Comparison of protein structural model of ABCC2Ser1342Tyr mutation
ABCC2 have consisted of 32 exons involved in bile formation which mediates hepatobiliary excretion of numerous organic anions and conjugated organic anions such as methotrexate and also transports sulfated bile salt such as taurolithocholate sulfate.20, 21 This gene has two main nucleotide binding domains which located at position 671-678 and 1334-1341 (Figure 2A), separately. This location of this variant (Ser1342Tyr) in this study is closely to the ATP binding functional domain (1334-1341).
To further investigate the possible effects of the missense variant on protein structure, the reference and the modified protein structure ofABCC2 gene were compared simultaneously using UCSF Chimera 1.14rc. The result showed that, compared reference molecular structure, the 3D model of mutation have a slight change in the chemical bond lengths of ATP-ligand binding amino acid side chains at positions Ser1342, Ser678 and Gln706 (Figure 2B). The change in the amino side chains could affect the binding efficiency of the ATP molecular.
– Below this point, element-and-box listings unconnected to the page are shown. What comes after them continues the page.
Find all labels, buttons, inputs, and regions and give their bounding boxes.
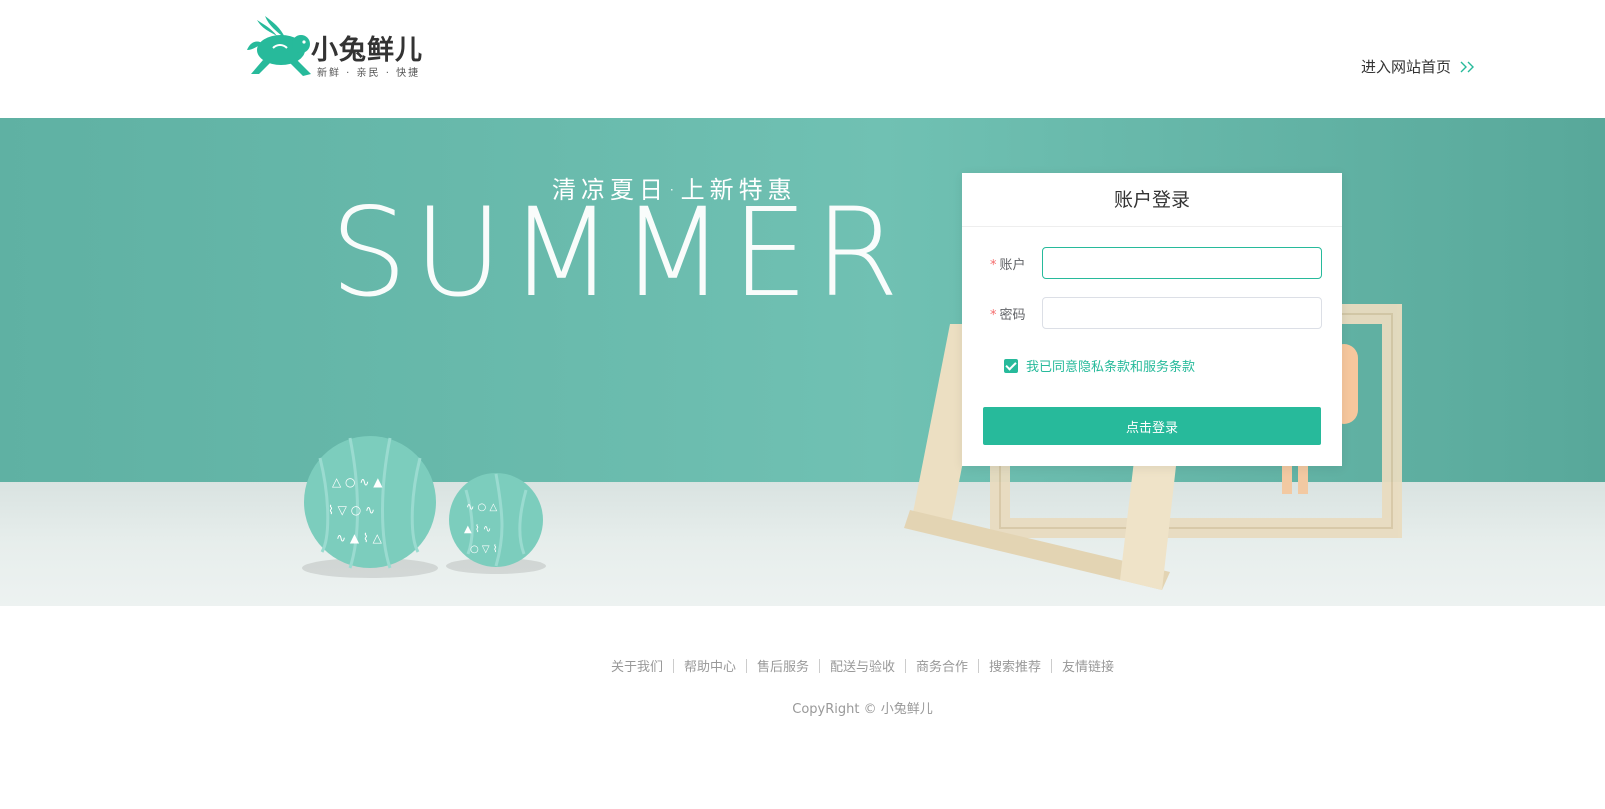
account-input[interactable]: [1042, 247, 1322, 279]
account-label: * 账户: [990, 258, 1026, 273]
footer-links: 关于我们 帮助中心 售后服务 配送与验收 商务合作 搜索推荐 友情链接: [0, 656, 1605, 675]
site-header: 小兔鲜儿 新鲜 · 亲民 · 快捷 进入网站首页: [0, 0, 1605, 118]
summer-banner: △ ○ ∿ ▲ ⌇ ▽ ○ ∿ ∿ ▲ ⌇ △ ∿ ○ △ ▲ ⌇ ∿ ○ ▽ …: [0, 118, 1605, 606]
agree-terms[interactable]: 我已同意隐私条款和服务条款: [1004, 356, 1195, 375]
agree-terms-label: 我已同意隐私条款和服务条款: [1026, 360, 1196, 375]
footer-link-after-sales[interactable]: 售后服务: [747, 656, 819, 675]
login-title: 账户登录: [962, 173, 1342, 227]
svg-text:○ ▽ ⌇: ○ ▽ ⌇: [470, 544, 498, 555]
agree-checkbox[interactable]: [1004, 358, 1018, 373]
svg-text:⌇ ▽ ○ ∿: ⌇ ▽ ○ ∿: [328, 503, 375, 517]
patterned-ball-small: ∿ ○ △ ▲ ⌇ ∿ ○ ▽ ⌇: [446, 473, 546, 574]
account-row: * 账户: [962, 247, 1342, 279]
rabbit-logo-icon: [247, 16, 311, 76]
brand-name: 小兔鲜儿: [311, 35, 423, 66]
copyright: CopyRight © 小兔鲜儿: [792, 702, 933, 717]
banner-title: SUMMER: [330, 182, 906, 324]
footer-link-business[interactable]: 商务合作: [906, 656, 978, 675]
password-label: * 密码: [990, 308, 1026, 323]
footer-link-search[interactable]: 搜索推荐: [979, 656, 1051, 675]
enter-homepage-link[interactable]: 进入网站首页: [1361, 56, 1477, 77]
brand-logo[interactable]: 小兔鲜儿 新鲜 · 亲民 · 快捷: [243, 8, 443, 80]
svg-text:∿ ○ △: ∿ ○ △: [466, 502, 497, 513]
password-row: * 密码: [962, 297, 1342, 329]
svg-text:∿ ▲ ⌇ △: ∿ ▲ ⌇ △: [336, 531, 383, 545]
svg-text:▲ ⌇ ∿: ▲ ⌇ ∿: [464, 524, 491, 535]
footer-link-friends[interactable]: 友情链接: [1052, 656, 1124, 675]
patterned-ball-large: △ ○ ∿ ▲ ⌇ ▽ ○ ∿ ∿ ▲ ⌇ △: [302, 436, 438, 578]
login-card: 账户登录 * 账户 * 密码 我已同意隐私条款和服务条款 点击登录: [962, 173, 1342, 466]
required-mark: *: [990, 308, 997, 323]
required-mark: *: [990, 258, 997, 273]
double-chevron-right-icon: [1460, 61, 1475, 72]
password-input[interactable]: [1042, 297, 1322, 329]
enter-homepage-label: 进入网站首页: [1361, 58, 1452, 76]
svg-text:△ ○ ∿ ▲: △ ○ ∿ ▲: [332, 475, 383, 489]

To further analysis the genetic basis of ABCC2 , we analyzed the mRNA expression level of ABCC2 gene in placental tissue between 2 healthy and four ICP patients using the GEO datasets derived from NCBI (GEO accession: GSE46157), when having no liver targeted tissue. The significant (P < 0.05) difference in the gene expression was observed between the two groups (Figure 2C). And the expression of ABCC2 upregulated in ICP group. Besides, we also detected that the expression of other three genes, such as ABCC6 ,ABCE1 and ABCG5 , have changed in placental tissue (See Supplementary material, Figure S4).